11. A system for generating a specified standing posture prompt image, comprising: The camera device is configured to acquire image data of the subject's posture and body shape; The processing module is configured to obtain the subject's body type standing posture diagram from the subject's standing posture diagram; adjust the subject's body type standing posture diagram based on the standard standing posture diagram, and obtain the subject's standing posture prompt diagram, and use the standing posture prompt diagram as the subject's designated standing posture prompt diagram; obtain the subject's current standing posture diagram based on the subject's standing posture diagram and body characteristics; and simultaneously display the subject's designated standing posture prompt diagram and the current standing posture diagram to the subject, wherein the designated standing posture prompt diagram varies according to the body characteristics of different subjects.
12. The specified standing posture generation system according to claim 11, wherein, The specified standing posture generation system also includes a display panel for displaying the current standing posture diagram and the specified standing posture prompt diagram.
13. The specified standing posture generation system according to claim 11, wherein, The camera device includes a visible light camera device, an infrared camera device, and a binocular depth camera device.
14. The specified stance generation system according to any one of claims 11-13, wherein, The operation processing module includes a key point localization model for determining the key point coordinates of the subject's standing posture diagram. The key point localization model is based on a convolutional neural network model, which includes multiple residual blocks, convolutional layers, pooling layers, and fully connected layers.
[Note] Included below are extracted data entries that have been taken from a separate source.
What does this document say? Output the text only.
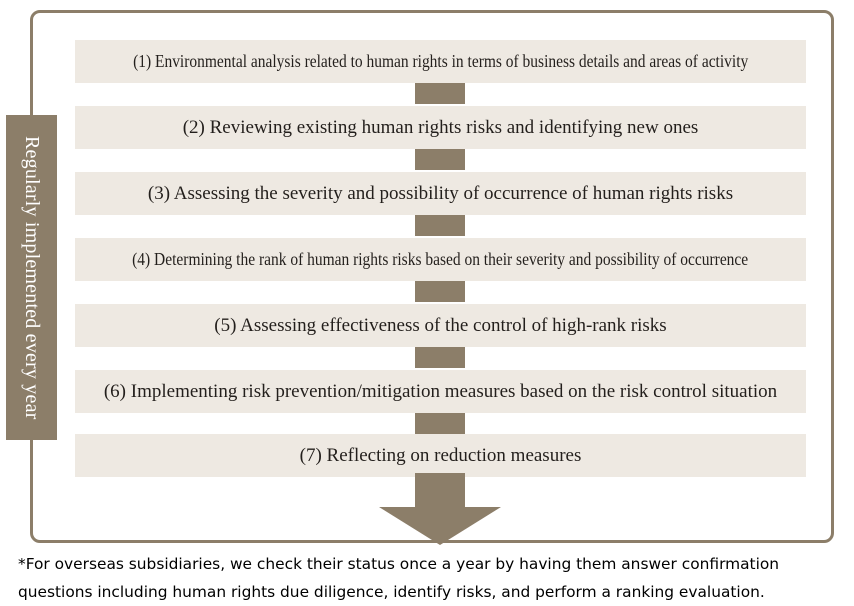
(1) Environmental analysis related to human rights in terms of business details and areas of activity
(2) Reviewing existing human rights risks and identifying new ones
(3) Assessing the severity and possibility of occurrence of human rights risks
(4) Determining the rank of human rights risks based on their severity and possibility of occurrence
(5) Assessing effectiveness of the control of high-rank risks
(6) Implementing risk prevention/mitigation measures based on the risk control situation
(7) Reflecting on reduction measures
Regularly implemented every year
*For overseas subsidiaries, we check their status once a year by having them answer confirmation
questions including human rights due diligence, identify risks, and perform a ranking evaluation.
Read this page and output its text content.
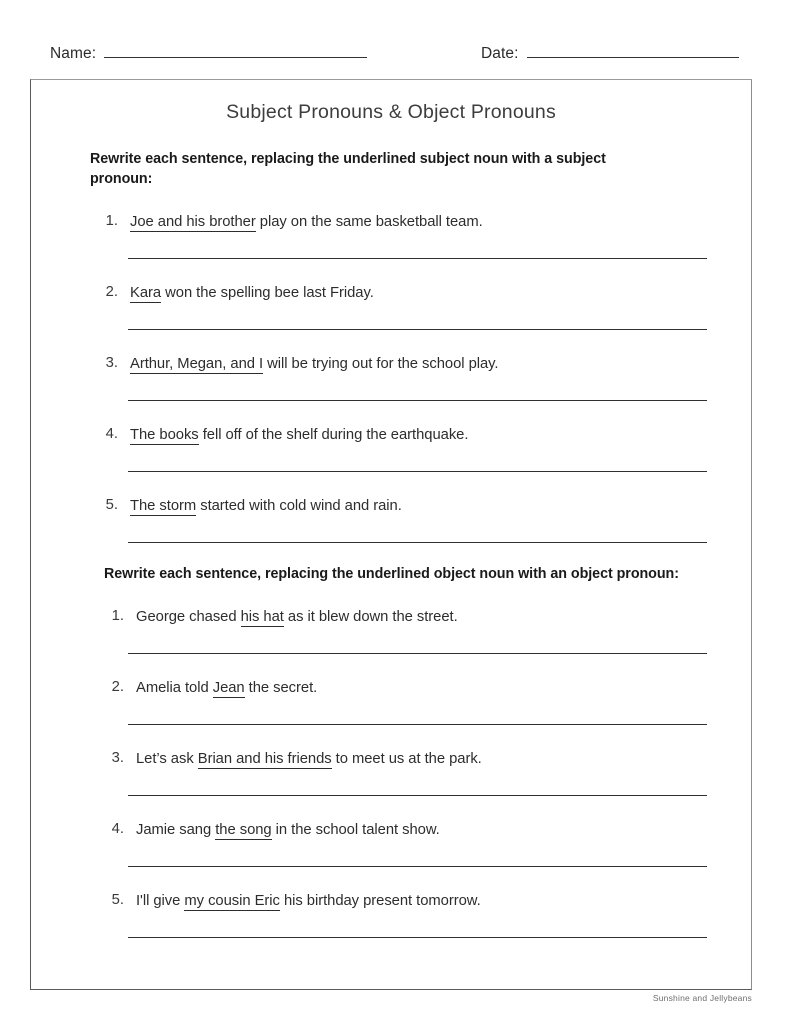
Name:	Date:
Subject Pronouns & Object Pronouns
Rewrite each sentence, replacing the underlined subject noun with a subject pronoun:
1. Joe and his brother play on the same basketball team.
2. Kara won the spelling bee last Friday.
3. Arthur, Megan, and I will be trying out for the school play.
4. The books fell off of the shelf during the earthquake.
5. The storm started with cold wind and rain.
Rewrite each sentence, replacing the underlined object noun with an object pronoun:
1. George chased his hat as it blew down the street.
2. Amelia told Jean the secret.
3. Let’s ask Brian and his friends to meet us at the park.
4. Jamie sang the song in the school talent show.
5. I'll give my cousin Eric his birthday present tomorrow.
Sunshine and Jellybeans
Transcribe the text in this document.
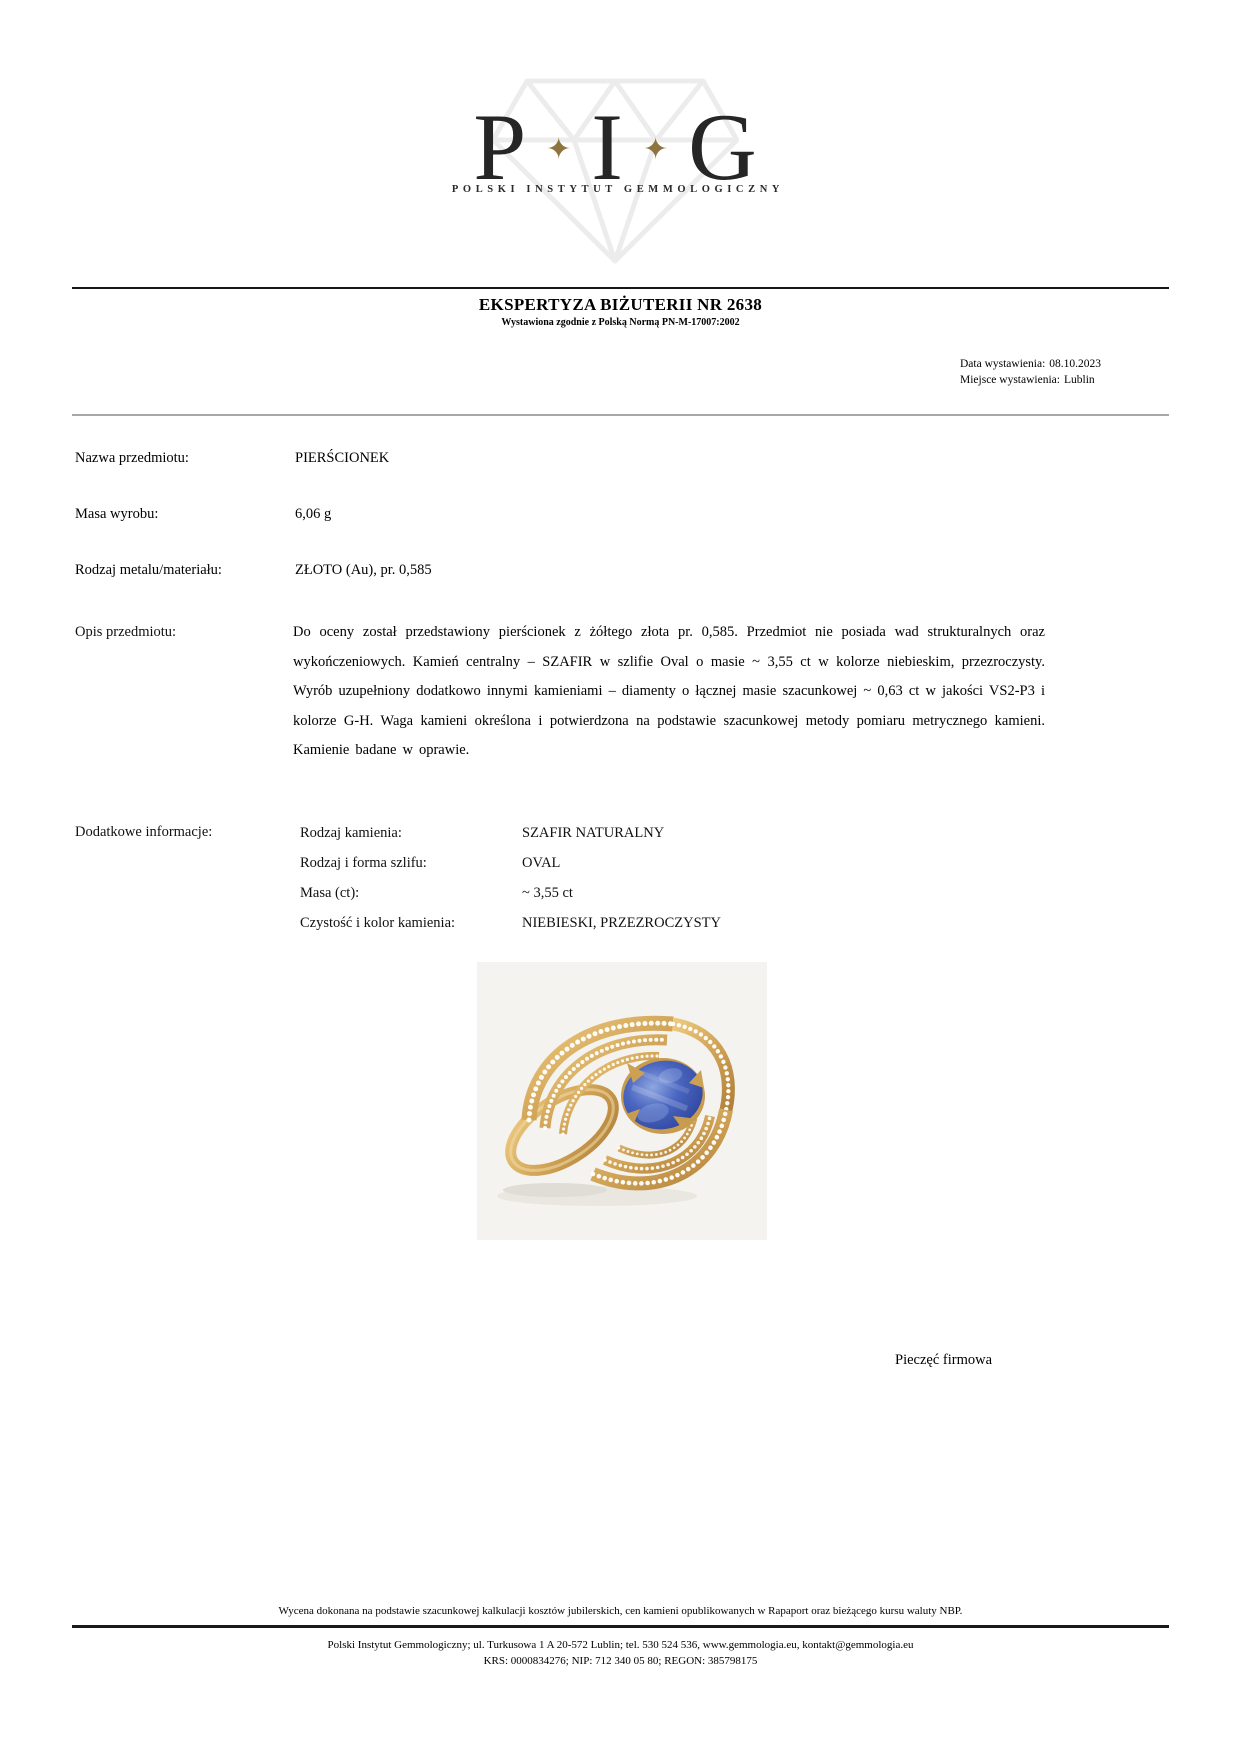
P ✦ I ✦ G
POLSKI INSTYTUT GEMMOLOGICZNY
EKSPERTYZA BIŻUTERII NR 2638
Wystawiona zgodnie z Polską Normą PN-M-17007:2002
Data wystawienia: 08.10.2023
Miejsce wystawienia: Lublin
Nazwa przedmiotu:	PIERŚCIONEK
Masa wyrobu:	6,06 g
Rodzaj metalu/materiału:	ZŁOTO (Au), pr. 0,585
Opis przedmiotu:	Do oceny został przedstawiony pierścionek z żółtego złota pr. 0,585. Przedmiot nie posiada wad strukturalnych oraz wykończeniowych. Kamień centralny – SZAFIR w szlifie Oval o masie ~ 3,55 ct w kolorze niebieskim, przezroczysty. Wyrób uzupełniony dodatkowo innymi kamieniami – diamenty o łącznej masie szacunkowej ~ 0,63 ct w jakości VS2-P3 i kolorze G-H. Waga kamieni określona i potwierdzona na podstawie szacunkowej metody pomiaru metrycznego kamieni. Kamienie badane w oprawie.
Dodatkowe informacje:	Rodzaj kamienia:	SZAFIR NATURALNY
Rodzaj i forma szlifu:	OVAL
Masa (ct):	~ 3,55 ct
Czystość i kolor kamienia:	NIEBIESKI, PRZEZROCZYSTY
Pieczęć firmowa
Wycena dokonana na podstawie szacunkowej kalkulacji kosztów jubilerskich, cen kamieni opublikowanych w Rapaport oraz bieżącego kursu waluty NBP.
Polski Instytut Gemmologiczny; ul. Turkusowa 1 A 20-572 Lublin; tel. 530 524 536, www.gemmologia.eu, kontakt@gemmologia.eu
KRS: 0000834276; NIP: 712 340 05 80; REGON: 385798175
15. The specified stance generation system according to any one of claims 11-13, wherein, The processing module is configured to obtain the coordinates of key points of the examinee based on the examinee's standing posture diagram, obtain the corresponding human body parts based on the located human body key points, connect the obtained human body parts to obtain the outline of the examinee's current standing posture diagram, and calculate the translation distance and / or scaling factor of the key points based on the standard standing posture diagram and human body key points, and perform translation and scaling operations on the obtained body shape standing posture diagram based on the translation distance and / or scaling factor.
16. The designated stance generation system according to any one of claims 11-13, wherein, The operation processing module is also configured to simultaneously display the current standing posture diagram and the specified standing posture prompt diagram to the examinee to guide the examinee to adjust the current standing posture. Adjusting the standing posture includes adjusting the raising and / or lowering of the arms and the closing and / or separating of the legs.
17. A millimeter-wave self-service scanning security inspection system, wherein, The millimeter-wave security inspection system includes a designated posture generation system as described in any one of claims 11-16, a millimeter-wave security scanner, and an inspection channel, wherein the millimeter-wave security scanner is configured to perform millimeter-wave scanning inspection on the person being inspected to identify and mark suspicious objects, and the inspection channel is configured for the person being inspected to undergo millimeter-wave scanning inspection thereon.